L’ouverture de Notre-Dame-de-Miséricorde fut précédée d’une procession où figurèrent 360 pauvres habillés proprement de drap bleu, en présence de l’évêque d’Elne et de tout le clergé, les magistrats, le lieutenant-général des armées du roi et de la province du Roussillon, le premier consul de la ville et de nombreuses autres personnalités. Le concours du peuple fut très grand ; tout le monde louait Dieu et des cris de « Vive le Roi ! » se firent entendre tant que dura la procession.

La Miséricorde était située à l’origine « carrer de la trilla », actuelle rue Abaddie, toute proche du couvent des Franciscains.
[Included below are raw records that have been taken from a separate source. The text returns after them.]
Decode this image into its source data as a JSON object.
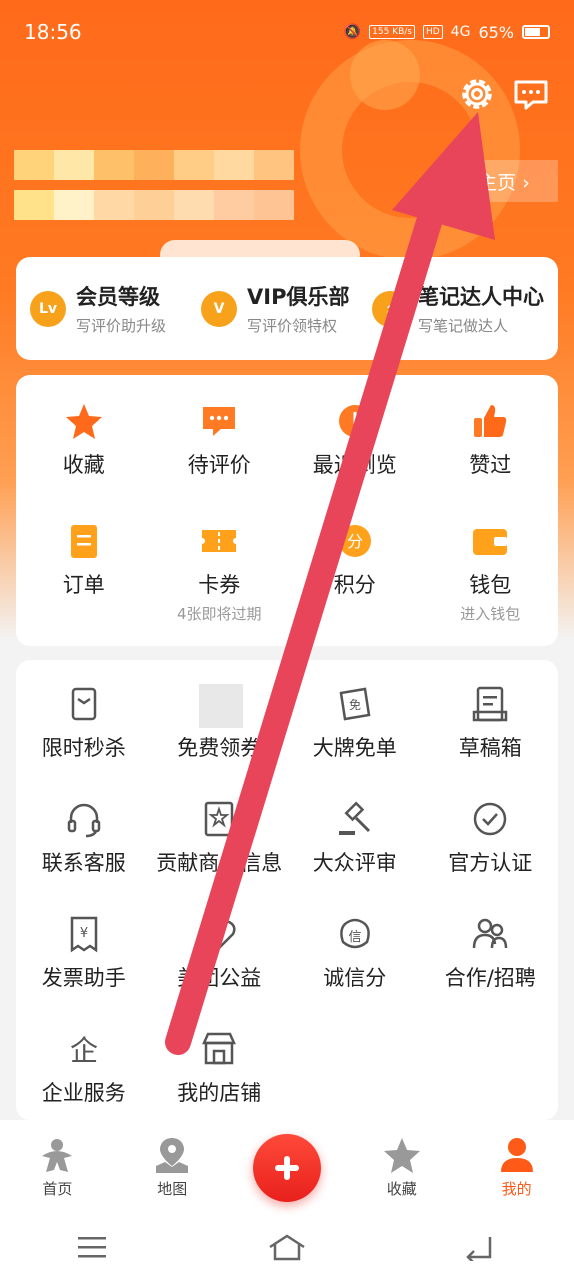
{
  "status_bar": {
    "time": "18:56",
    "net_speed": "155 KB/s",
    "hd": "HD",
    "signal": "4G",
    "battery": "65%"
  },
  "header": {
    "profile_link": "主页 ›"
  },
  "membership": [
    {
      "badge": "Lv",
      "title": "会员等级",
      "subtitle": "写评价助升级",
      "color": "#f8a21b"
    },
    {
      "badge": "V",
      "title": "VIP俱乐部",
      "subtitle": "写评价领特权",
      "color": "#f8a21b"
    },
    {
      "badge": "⚡",
      "title": "笔记达人中心",
      "subtitle": "写笔记做达人",
      "color": "#f8a21b"
    }
  ],
  "quick_grid": [
    {
      "icon": "star-icon",
      "label": "收藏",
      "sub": ""
    },
    {
      "icon": "comment-icon",
      "label": "待评价",
      "sub": ""
    },
    {
      "icon": "clock-icon",
      "label": "最近浏览",
      "sub": ""
    },
    {
      "icon": "thumbs-up-icon",
      "label": "赞过",
      "sub": ""
    },
    {
      "icon": "order-icon",
      "label": "订单",
      "sub": ""
    },
    {
      "icon": "coupon-icon",
      "label": "卡券",
      "sub": "4张即将过期"
    },
    {
      "icon": "points-icon",
      "label": "积分",
      "sub": ""
    },
    {
      "icon": "wallet-icon",
      "label": "钱包",
      "sub": "进入钱包"
    }
  ],
  "tools_grid": [
    {
      "icon": "flash-sale-icon",
      "label": "限时秒杀"
    },
    {
      "icon": "free-icon",
      "label": "免费领券"
    },
    {
      "icon": "ticket-free-icon",
      "label": "大牌免单"
    },
    {
      "icon": "draft-box-icon",
      "label": "草稿箱"
    },
    {
      "icon": "headset-icon",
      "label": "联系客服"
    },
    {
      "icon": "merchant-info-icon",
      "label": "贡献商户信息"
    },
    {
      "icon": "gavel-icon",
      "label": "大众评审"
    },
    {
      "icon": "verified-icon",
      "label": "官方认证"
    },
    {
      "icon": "invoice-icon",
      "label": "发票助手"
    },
    {
      "icon": "charity-icon",
      "label": "美团公益"
    },
    {
      "icon": "credit-icon",
      "label": "诚信分"
    },
    {
      "icon": "partner-icon",
      "label": "合作/招聘"
    },
    {
      "icon": "enterprise-icon",
      "label": "企业服务"
    },
    {
      "icon": "store-icon",
      "label": "我的店铺"
    }
  ],
  "bottom_nav": [
    {
      "icon": "home-icon",
      "label": "首页"
    },
    {
      "icon": "map-icon",
      "label": "地图"
    },
    {
      "icon": "plus-icon",
      "label": ""
    },
    {
      "icon": "star-outline-icon",
      "label": "收藏"
    },
    {
      "icon": "profile-icon",
      "label": "我的"
    }
  ],
  "colors": {
    "brand": "#ff6a1a",
    "accent_red": "#e8455a",
    "active": "#ff5a17"
  }
}
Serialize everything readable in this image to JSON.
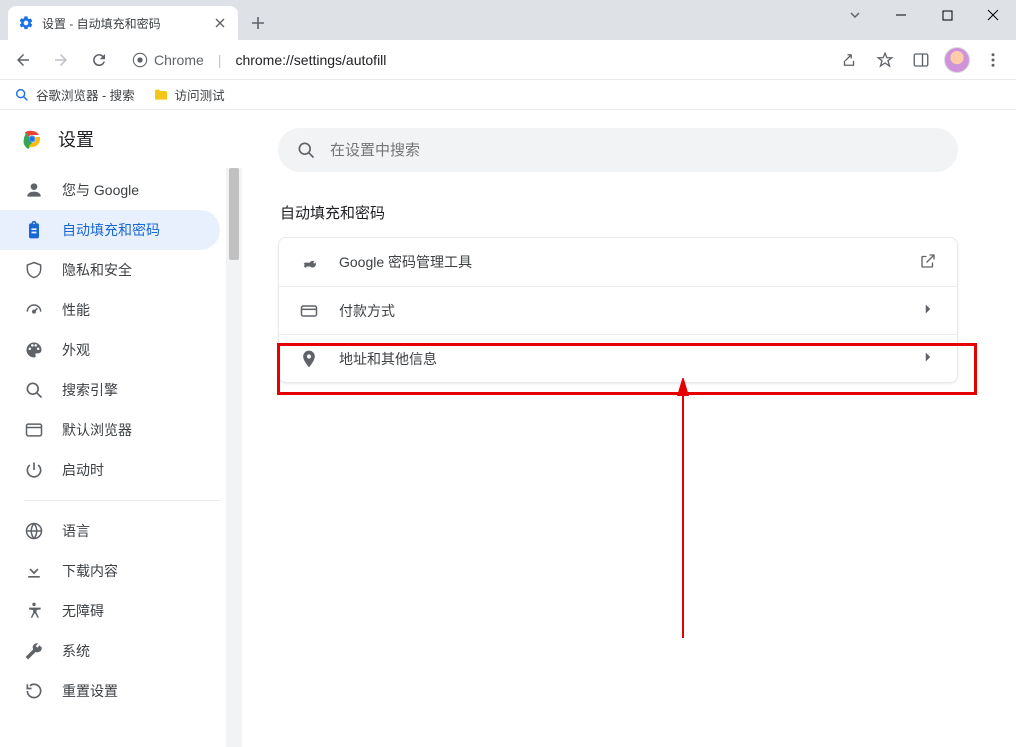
{
  "window": {
    "tab_title": "设置 - 自动填充和密码"
  },
  "omnibox": {
    "host_label": "Chrome",
    "url": "chrome://settings/autofill"
  },
  "bookmarks": [
    {
      "label": "谷歌浏览器 - 搜索",
      "icon": "search",
      "color": "#1a73e8"
    },
    {
      "label": "访问测试",
      "icon": "folder",
      "color": "#f5c518"
    }
  ],
  "settings": {
    "title": "设置",
    "search_placeholder": "在设置中搜索",
    "nav_group1": [
      {
        "id": "you-and-google",
        "label": "您与 Google",
        "icon": "person"
      },
      {
        "id": "autofill",
        "label": "自动填充和密码",
        "icon": "clipboard",
        "active": true
      },
      {
        "id": "privacy",
        "label": "隐私和安全",
        "icon": "shield"
      },
      {
        "id": "performance",
        "label": "性能",
        "icon": "speed"
      },
      {
        "id": "appearance",
        "label": "外观",
        "icon": "palette"
      },
      {
        "id": "search-engine",
        "label": "搜索引擎",
        "icon": "search"
      },
      {
        "id": "default-browser",
        "label": "默认浏览器",
        "icon": "browser"
      },
      {
        "id": "on-startup",
        "label": "启动时",
        "icon": "power"
      }
    ],
    "nav_group2": [
      {
        "id": "languages",
        "label": "语言",
        "icon": "globe"
      },
      {
        "id": "downloads",
        "label": "下载内容",
        "icon": "download"
      },
      {
        "id": "accessibility",
        "label": "无障碍",
        "icon": "accessibility"
      },
      {
        "id": "system",
        "label": "系统",
        "icon": "wrench"
      },
      {
        "id": "reset",
        "label": "重置设置",
        "icon": "reset"
      }
    ],
    "section_title": "自动填充和密码",
    "rows": [
      {
        "id": "password-manager",
        "label": "Google 密码管理工具",
        "icon": "key",
        "trailing": "open"
      },
      {
        "id": "payments",
        "label": "付款方式",
        "icon": "card",
        "trailing": "chevron"
      },
      {
        "id": "addresses",
        "label": "地址和其他信息",
        "icon": "pin",
        "trailing": "chevron"
      }
    ]
  }
}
Louis XIV se déclara être le « protecteur de cet hospice » et en confia la régie et l’administration aux consuls de Perpignan et aux deux premiers administrateurs en exercice au moment de son ouverture. Il lui accorda des droits et lui octroya des revenus et autorisa qu’il reçoive de nombreux dons et legs de particuliers. La Miséricorde reçut aussi ceux du maréchal de Mailly et de Mgr de Gouy, évêque d’Elne. Ainsi, tout comme l’hôpital des pauvres, elle sera rapidement à la tête d’un patrimoine foncier assez important.

Les enfants y sont soignés, nourris et éduqués. Jusqu’à la Révolution, des ecclésiastiques y dispensent l’instruction de base (lire, écrire, compter). Après la Révolution, les garçons fréquentent l’école des frères de la doctrine chrétienne. Les filles, quant à elles, sont instruites par des sœurs du Saint-Sacrement.